The workload trace is in json format, one app per line. An example app:

{
  "amResourceRequest": {
    "memoryMB": 2048,
    "vcores": 1
  },
  "appId": "application_1605737660848_3450869",
  "appType": "MAPREDUCE",
  "queue": "default",
  "user": "user2",
  "submitTime": 1607151674623,
  "resourceRequestSpecs": [
    {
      "runtimes": [13262, 41329],
      "numInstances": 2,
      "resource": {
        "memoryMB": 4096,
        "vcores": 1
      },
      "priority": 20
    },
    {
      "runtimes": [13292],
      "numInstances": 1,
      "resource": {
        "memoryMB": 8192,
        "vcores": 2
      },
      "priority": 10
    }
  ]
}

This was taken from a MAPREDUCE app that ran on a production cluster, which ran with id application_1605737660848_3450869 and was submitted at 1607151674623. When replaying this app, it will be submitted as user user2, to queue default. The AM will run in a <2GB, 1 vcore> container; it will first request two <4GB, 1 vcore> containers with priority 20 that run for about 13 and 41 seconds, respectively. Once both containers finish, the app will request a single <8GB, 2 vcore> container with priority 10 that runs for about 13 seconds.
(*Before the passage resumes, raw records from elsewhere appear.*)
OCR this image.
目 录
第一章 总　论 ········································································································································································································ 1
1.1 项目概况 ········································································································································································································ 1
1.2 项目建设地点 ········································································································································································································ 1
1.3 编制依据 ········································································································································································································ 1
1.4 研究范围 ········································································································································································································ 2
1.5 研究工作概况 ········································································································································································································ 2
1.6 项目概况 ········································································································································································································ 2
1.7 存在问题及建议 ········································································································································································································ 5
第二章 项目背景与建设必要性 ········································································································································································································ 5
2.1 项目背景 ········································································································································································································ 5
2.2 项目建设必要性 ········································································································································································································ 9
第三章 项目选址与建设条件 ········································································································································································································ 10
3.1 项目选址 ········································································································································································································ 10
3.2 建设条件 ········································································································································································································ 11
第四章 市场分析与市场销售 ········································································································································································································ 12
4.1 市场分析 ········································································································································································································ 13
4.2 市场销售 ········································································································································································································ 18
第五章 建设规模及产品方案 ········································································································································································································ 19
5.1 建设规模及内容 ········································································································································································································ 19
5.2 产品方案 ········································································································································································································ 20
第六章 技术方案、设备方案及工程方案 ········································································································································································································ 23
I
The apps in the trace are submitted to the simulated cluster in relative real-time; in the example, the first app was submitted at 1607151674543 and marks the start of the simulation; the second app was submitted at 1607151674623, and will be submitted 1607151674623 - 1607151674543 = 80 milliseconds after the first app.

To generate a trace, you can combine production RM app summary logs with audit logs containing information on when containers (e.g. mappers/reducers for MapReduce, or executors for Spark) for each application were requested.